Ну, как непроглядную... Дающее зрение во тьме кольцо работало исправно, только краски глотало, аки пропойный забулдыга зелено вино. Всё вокруг стало чёрно-белым, обрываясь стеной тьмы шагов за полста. Да и куда дальше-то? Всяко ни мечом, ни сулицей не достать. Разве токмо ворога заметить, да дёру дать... Но убегать от дракона Беломир не собирался в любом случае. Либо победа, либо смерть. Искать же на собственную голову позор, да ещё и неминуемой смертью сопровождающийся (не по силам пешему, а то и конному от дракона утечь), то выбор глупцов либо трусов. А третий сын кузнеца Беломир не принадлежал ни к первым, ни к вторым. На то и третий: безнаследный извечный подмастерье у батюшки, али странник в поисках лучшей доли безрезультатно бредущий по окрестным городам, сёлам и весям. Свои кузнецы-то везде есть. И пусть в искусстве ковальном Беломир отца превзошёл давно, ничего это не меняло. Только работы больше, да злобной ненависти от старши́х.


Самоназванный витязь лишь вздохнул горестно, да и продолжил спуск. Признаться, спуск пологим не был, будто и правда прямиком в бездну вёл. И то славно, что гладкий хотя бы, ровный – без каменьев коварных, об которые запнёшься непременно, и щербин, вывихом грозящих. Шёл Беломир, да думу думал. Он, ведь, как рассудил – в пещере чудище всяко не взлетит, даже в просторной – где ему там виражи закладывать?

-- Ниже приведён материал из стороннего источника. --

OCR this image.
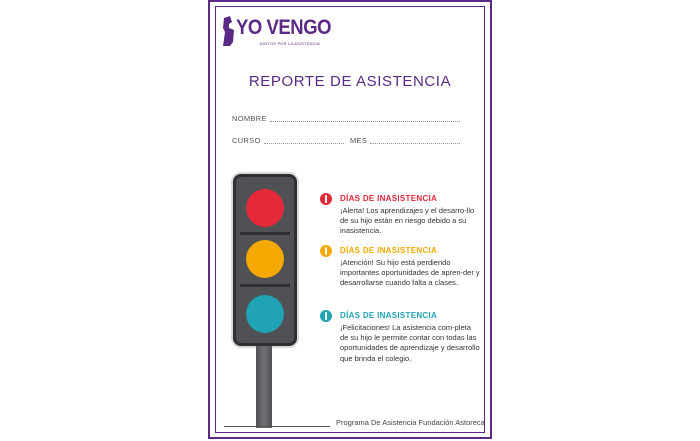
YO VENGO
JUNTOS POR LA ASISTENCIA
REPORTE DE ASISTENCIA
NOMBRE
CURSO	MES
DÍAS DE INASISTENCIA
¡Alerta! Los aprendizajes y el desarro-llo de su hijo están en riesgo debido a su inasistencia.
DÍAS DE INASISTENCIA
¡Atención! Su hijo está perdiendo importantes oportunidades de apren-der y desarrollarse cuando falta a clases.
DÍAS DE INASISTENCIA
¡Felicitaciones! La asistencia com-pleta de su hijo le permite contar con todas las oportunidades de aprendizaje y desarrollo que brinda el colegio.
Programa De Asistencia Fundación Astoreca
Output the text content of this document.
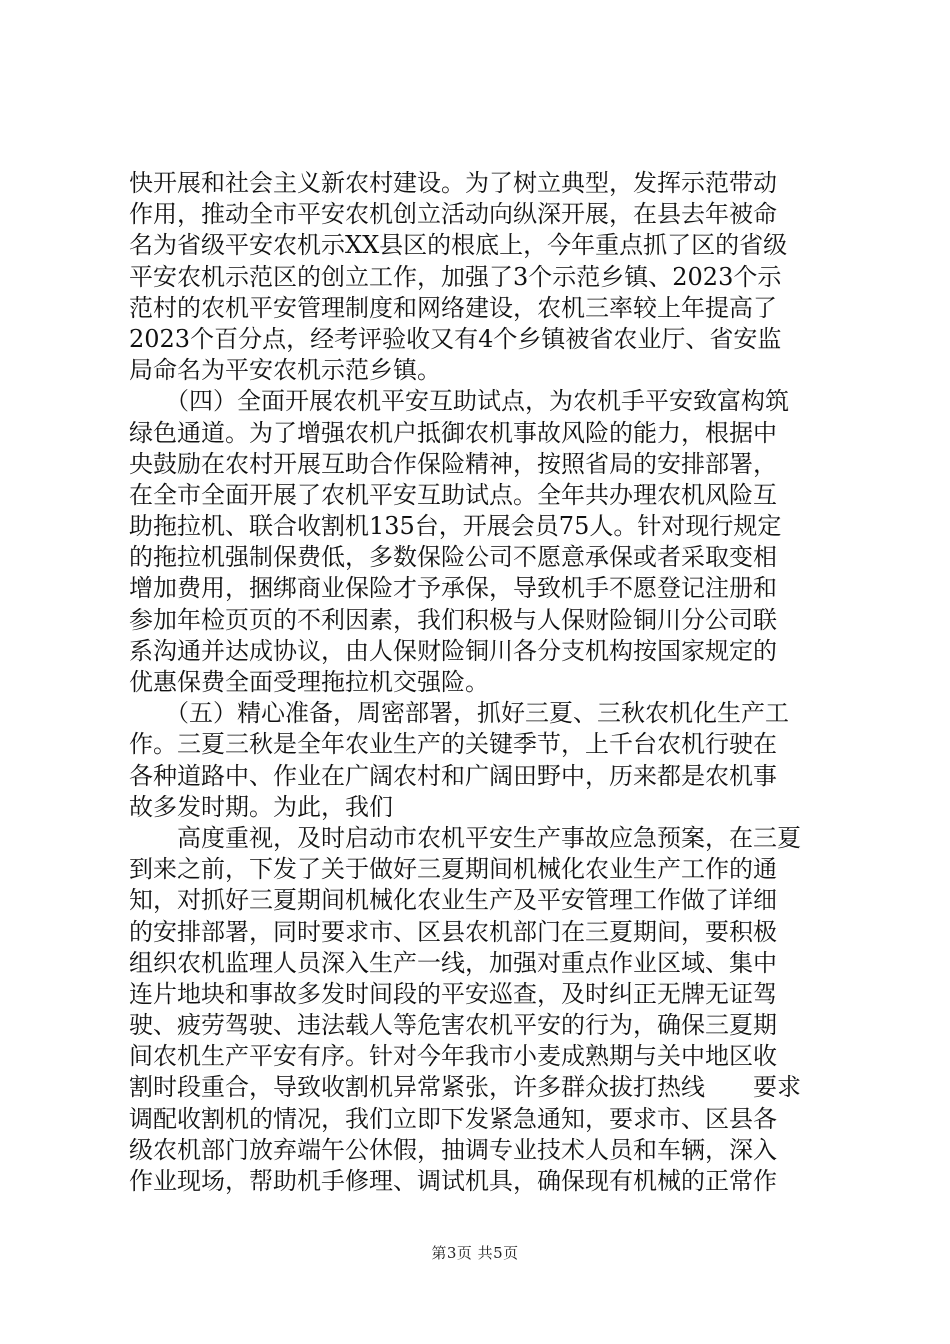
快开展和社会主义新农村建设。为了树立典型，发挥示范带动
作用，推动全市平安农机创立活动向纵深开展，在县去年被命
名为省级平安农机示XX县区的根底上，今年重点抓了区的省级
平安农机示范区的创立工作，加强了3个示范乡镇、2023个示
范村的农机平安管理制度和网络建设，农机三率较上年提高了
2023个百分点，经考评验收又有4个乡镇被省农业厅、省安监
局命名为平安农机示范乡镇。
　　（四）全面开展农机平安互助试点，为农机手平安致富构筑
绿色通道。为了增强农机户抵御农机事故风险的能力，根据中
央鼓励在农村开展互助合作保险精神，按照省局的安排部署，
在全市全面开展了农机平安互助试点。全年共办理农机风险互
助拖拉机、联合收割机135台，开展会员75人。针对现行规定
的拖拉机强制保费低，多数保险公司不愿意承保或者采取变相
增加费用，捆绑商业保险才予承保，导致机手不愿登记注册和
参加年检页页的不利因素，我们积极与人保财险铜川分公司联
系沟通并达成协议，由人保财险铜川各分支机构按国家规定的
优惠保费全面受理拖拉机交强险。
　　（五）精心准备，周密部署，抓好三夏、三秋农机化生产工
作。三夏三秋是全年农业生产的关键季节，上千台农机行驶在
各种道路中、作业在广阔农村和广阔田野中，历来都是农机事
故多发时期。为此，我们
　　高度重视，及时启动市农机平安生产事故应急预案，在三夏
到来之前，下发了关于做好三夏期间机械化农业生产工作的通
知，对抓好三夏期间机械化农业生产及平安管理工作做了详细
的安排部署，同时要求市、区县农机部门在三夏期间，要积极
组织农机监理人员深入生产一线，加强对重点作业区域、集中
连片地块和事故多发时间段的平安巡查，及时纠正无牌无证驾
驶、疲劳驾驶、违法载人等危害农机平安的行为，确保三夏期
间农机生产平安有序。针对今年我市小麦成熟期与关中地区收
割时段重合，导致收割机异常紧张，许多群众拔打热线　　要求
调配收割机的情况，我们立即下发紧急通知，要求市、区县各
级农机部门放弃端午公休假，抽调专业技术人员和车辆，深入
作业现场，帮助机手修理、调试机具，确保现有机械的正常作
第3页 共5页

Да и огнём решится ли плевать, когда сокровища – вон они, всюду! А у самого Беломира шансы появятся. Меч-то не подведёт, самолично кованный да закалённый в апрельской предутренней росе, аккурат после ночи полнолуния выпавшей. Так-то! Знавал Беломир не токмо кузнечные ухватки, но и ведовские хитрости разные. Недаром дед лучшим ведуном слыл. Жаль так, что не в него третий внук пошёл, ох, жаль! Может, и не пришлось бы сейчас в пещеру спускаться – мудростью своей, да уговорами чудище усмирить вышло, девиц из полона освободить. Ан, нет. Не ведун и не волхв Беломир, ковальный подмастерье всего лишь, не боле. Да и убивать дракона почему-то не хотелось. Нет, не пугала битва. Не страшило чудовище. Отнимать жизнь – противно духу юного подмастерья. Тем паче, что не злобствовал дракон, домов не рушил, дворы не палил, скот не таскал. Сводил девок из городища тишком да тайком, заместо кажной мешок золота оставлял. Ну, как мешок… Кошель, скорее. На полпуда-пуд. Откупиться пытался, ворог. Но хоть какое вежество знал! Выходит, разумный, договориться можно было бы, чай и мы не басурмане. Ан, нет. Ума дюже хитрого да изворотливого, або языка елейного, кого угодно чарующего, Бог Беломиру не дал. Вышел в явь парень простецкий, прямой, честный и любому помочь готовый. Дурак, одним словом, вышел.


Впереди зажелтелось, разжизла малёхо стена тьмы. Беломир и заметил-то это не вдруг, так в раздумьях своих погряз. Жди засада али ловушка – непременно попался бы. Но Бог хранит – обошла беда стороной, минула. Сжал Беломир меч покрепче, да ещё бесшумнее вперёд потёк, аки хорь на куру нацелившись. Краски заполняли чёрно-белый окружающий мир: в глубине пещеры горел свет. С сожалением Беломир подумал о кольце дедушкином, что во тьме зрение даёт. Выходит, не пригодилось ухищрение. Пусто парню стало, будто ушло от него благословение дедово, словно покинул его перед самым страшным боем родич, самого одного биться оставил. Сомнение, было, взяло, да отринул его Беломир – семь похищенных дев выручки ждут, не до страхов теперь, не до горьких дум.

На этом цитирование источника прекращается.